Dieser Blogpost ist auch auf Deutsch verfügbar

Teams that have adopted the paradigm of agentic software development produce more code in less time. Studies by DORA and Faros AI consistently show that these teams complete more tasks and epics in the same time, create more and larger pull requests, and merge more pull requests as well.

This raises the question: what to do with the freed-up capacity? The obvious response would be to simply build more in the same amount of time. There are companies marketing themselves as AI-native that are already optimizing their entire pipeline in exactly this direction: a Slack message in which a stakeholder requests a feature becomes a pull request, which goes through review and gets deployed — all fully automated by various agents.

This is an understandable reflex, for several reasons. First, it sounds appealing to keep existing developers busy rather than shrinking development teams in response to higher productivity. And second, many companies have enormous backlogs that seem to offer an endless supply of work, and stakeholders — especially in senior leadership — always have new ideas or feature requests anyway.

Sometimes the business side still takes too long to prepare their requirements. It becomes the bottleneck. So requirements engineering must be accelerated too. BMAD and similar approaches promise “hours instead of weeks” for specifications. Spec-driven development and AI-assisted requirements engineering are supposed to ensure that developers and their agents never get any slack — always busy, always shipping features to production at maximum speed. What emerges is a perfect output treadmill.

Two problems

But this approach has two problems. First, the data from DORA and Faros AI show not only that more code is being produced, but also that code reviews take significantly longer and that software quality in agentically operating teams declines noticeably. The Faros AI report shows that developers in AI-assisted teams produce a significantly higher number of bugs. Compared to the period when AI adoption was still low, the number of incidents has roughly tripled. The DORA report shows an increase in incidents compared to previous years, including in teams that DORA classifies as high performers.

The other problem is that features per unit of time is not a meaningful metric for determining whether you are on the right track. The interesting questions are these: do these features create value for users and for the business? Do they satisfy concrete user needs? Do they contribute to a desired strategic outcome? If a feature was simply someone’s idea — whether a manager, an executive, or a customer — the answers to these questions might still be yes, but that would be more coincidence than design.
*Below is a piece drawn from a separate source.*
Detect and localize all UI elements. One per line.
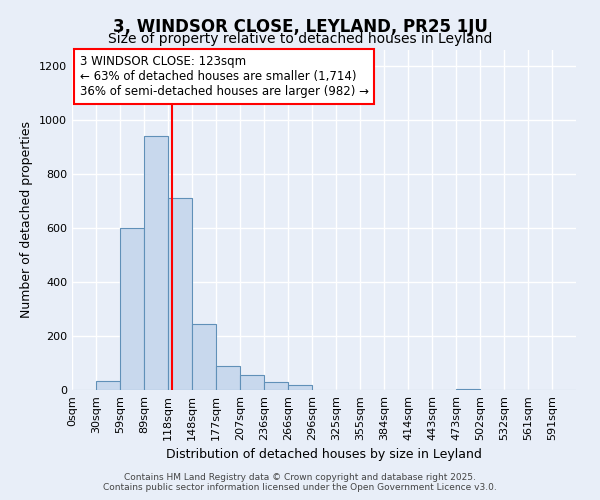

Product discovery as a better answer

Reducing that uncertainty is the goal of product discovery: through systematic methods like opportunity mapping, regular short interviews with (potential) users, solution ideation, and assumption testing. Ideally, there is a continuous cycle of discovery and delivery, which in turn feeds new discovery.

In many organizations, however, systematic discovery simply does not happen. The number of unused features built at great expense because someone had a seemingly brilliant idea is considerable: according to a 2019 Pendo study, 80% of features in average software products are rarely or never used.

So why not respond to the increased productivity in delivery by treating it as an opportunity to finally take the essential work of product discovery seriously? Instead of shipping more features in the same period, most of which not used by any one, we could simply maintain the old pace and use the freed-up time to systematically test whether the assumptions behind a feature even hold. Does the problem we want to solve actually exist? Interviews or observations with potential users provide clarity. Is the feature even a solution to the problem? There too, we want to reduce our uncertainty before moving into implementation.

AI is also changing the economics of product discovery, and it allows the cycle of discovery and delivery to run faster. But some assumptions can still be tested more quickly and cheaply without an agent generating a single line of code, and without deploying anything to production.

That something is shifting dramatically here is also illustrated by the fact that IBM WatsonX is reportedly discussing a ratio of one product manager to half a developer, up from a traditional ratio of one product manager to eight developers, as Melissa Perri describes in a LinkedIn post.

Product management is the new bottleneck. And the answer is not to compress the discovery phase into a few hours using BMAD or similar tools, but to use the space created by faster delivery for more and better discovery work. Fewer features in the pipeline also means fewer pull requests, less review pressure, and fewer incidents. A reversal of the ratio of product managers to developers of this magnitude will have consequences — for team structures, for roles, and for the question of what we as developers actually do.